I couldn’t find one of these posters that showed people holding wine glasses. I’ll need to commission one for my next wine tasting! (Image from Freepik.)

After my virtual wine show experience back in April, I started talking with Italian producers about getting samples to taste.  Eighteen bottles of wine arrived all in one week.  Cy and I were able to taste some of them.  But I needed opinions for the others, particularly when there were two producers from the same region, each making the same varietal wines.

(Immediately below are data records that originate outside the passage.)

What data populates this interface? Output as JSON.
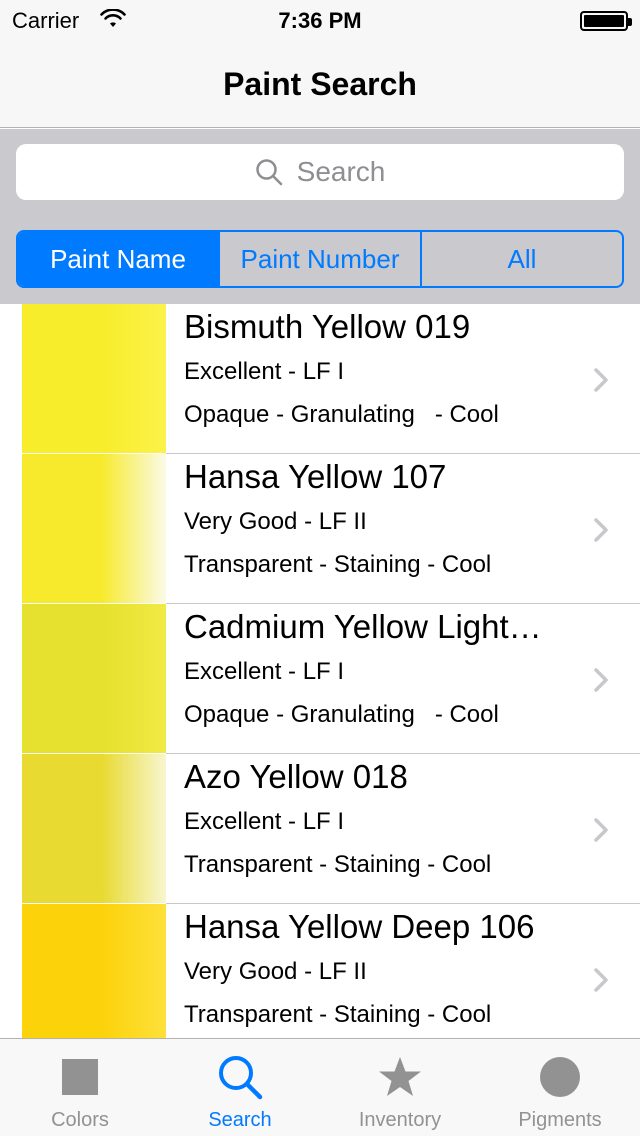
{
  "status_bar": {
    "carrier": "Carrier",
    "time": "7:36 PM"
  },
  "nav": {
    "title": "Paint Search"
  },
  "search": {
    "placeholder": "Search"
  },
  "segments": [
    {
      "label": "Paint Name",
      "selected": true
    },
    {
      "label": "Paint Number",
      "selected": false
    },
    {
      "label": "All",
      "selected": false
    }
  ],
  "paints": [
    {
      "name": "Bismuth Yellow 019",
      "rating": "Excellent - LF I",
      "properties": "Opaque - Granulating   - Cool",
      "swatch_color": "#f8ed2a",
      "swatch_light": "#fbf24a"
    },
    {
      "name": "Hansa Yellow 107",
      "rating": "Very Good - LF II",
      "properties": "Transparent - Staining - Cool",
      "swatch_color": "#f7ea2c",
      "swatch_light": "#fafae8"
    },
    {
      "name": "Cadmium Yellow Light…",
      "rating": "Excellent - LF I",
      "properties": "Opaque - Granulating   - Cool",
      "swatch_color": "#e6e02e",
      "swatch_light": "#f0ea44"
    },
    {
      "name": "Azo Yellow 018",
      "rating": "Excellent - LF I",
      "properties": "Transparent - Staining - Cool",
      "swatch_color": "#e8da30",
      "swatch_light": "#f8f6d0"
    },
    {
      "name": "Hansa Yellow Deep  106",
      "rating": "Very Good - LF II",
      "properties": "Transparent - Staining - Cool",
      "swatch_color": "#fcd20a",
      "swatch_light": "#fde03a"
    }
  ],
  "tabs": [
    {
      "label": "Colors",
      "icon": "square-icon",
      "active": false
    },
    {
      "label": "Search",
      "icon": "search-icon",
      "active": true
    },
    {
      "label": "Inventory",
      "icon": "star-icon",
      "active": false
    },
    {
      "label": "Pigments",
      "icon": "circle-icon",
      "active": false
    }
  ],
  "colors": {
    "accent": "#007aff",
    "inactive_tab": "#929292",
    "search_area_bg": "#c9c9ce"
  }
}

The pandemic presented the challenge of finding an outdoor space in my densely-populated urban neighborhood that was large enough to keep people at least six feet apart, plus with space to pour 10 wines and put out multiple sets of non-communal snacks.  Luckily, one of our neighbors has a deck that could fit eight to 10 people and still keep them adequately spaced.  It was a fun and interesting experience.  And great to see everyone in 3-D, as one of the tasters commented.

The tasting results were clustered at both ends of the praise spectrum and I couldn’t always get a good idea of what the majority of people liked.  Or, in the case of choosing between two similar wines, which ones they preferred.  Especially when the wines were unfamiliar to most of the people tasting.

A few of them were no-brainers.  I served a Prosecco that was really tasty to start.  Everyone liked it, and I wish that half of the contents of the bottle hadn’t gushed out like Old Faithful when I opened it (the hazards of air travel, even after two-plus weeks of rest).  Then there was a Pinot Grigio that no one particularly liked, and a Pecorino that practically everyone did.  But the rest?  Kind of a toss-up.  It might have helped to have more people tasting, which I couldn’t do given the space available.

On the one hand, the split makes things easier, since it’ll probably come down to me to decide.  But it also means that roughly half of the people who tasted might not be happy with my selections.  We’ll have to see.

One issue that came up was price.  Some of the tasters asked what the prices on the wines would be.  (I was super-pleased no one asked about the “price point,” by the way!)  I always give prices for wines I already carry.  But I prefer not to talk specific prices for samples.  I think it genuinely impacts people’s opinions.  In general, my wine selections run $13 – $17, so my current customers already have a guide.  Still, a particular wine might not be their favorite at the tasting, but it suddenly tastes better if you tell them the price is $11 or $12 instead of $15 or $16.  And unfortunately, a tasting isn’t a pre-order, so there’s no guarantee that customers will buy that wine even at a lower price once it’s for sale.

I understand value is an issue, and if it makes a difference between considering what I’d call an everyday selection versus one that’s a little nicer, I can be satisfied buying the everyday wine.  Like for the toss-up choices at this tasting, I could probably go for the less expensive ones.  But I also like to get people’s unvarnished opinions on the wines.  If they really like one of them, I hope they’ll find a way to buy some of it, even if it’s a few dollars more a bottle than something they’d drink every day.  (Obviously, I don’t have all the answers here.  Focus-group gurus might help create a way to help tease out taste and value preferences better, but in this case the small sample size probably wouldn’t yield a useful answer anyway.)

I’d definitely like to hear people’s opinions on this — from wine professionals, non-professional wine drinkers, and people who know marketing.  Do you want to hear about the price when you taste wine, or do you prefer to taste it without knowing the price?  And does that opinion still hold if it’s a wine that’s already available versus something the importer is trying to decide on bringing over?  Are people afraid to say they like wines that are less expensive, and conversely, do they want to seem more sophisticated by claiming to enjoy the more expensive wines more when they’re in a group?  There’s no wrong answer here, and it’ll help me with future tastings and decisions.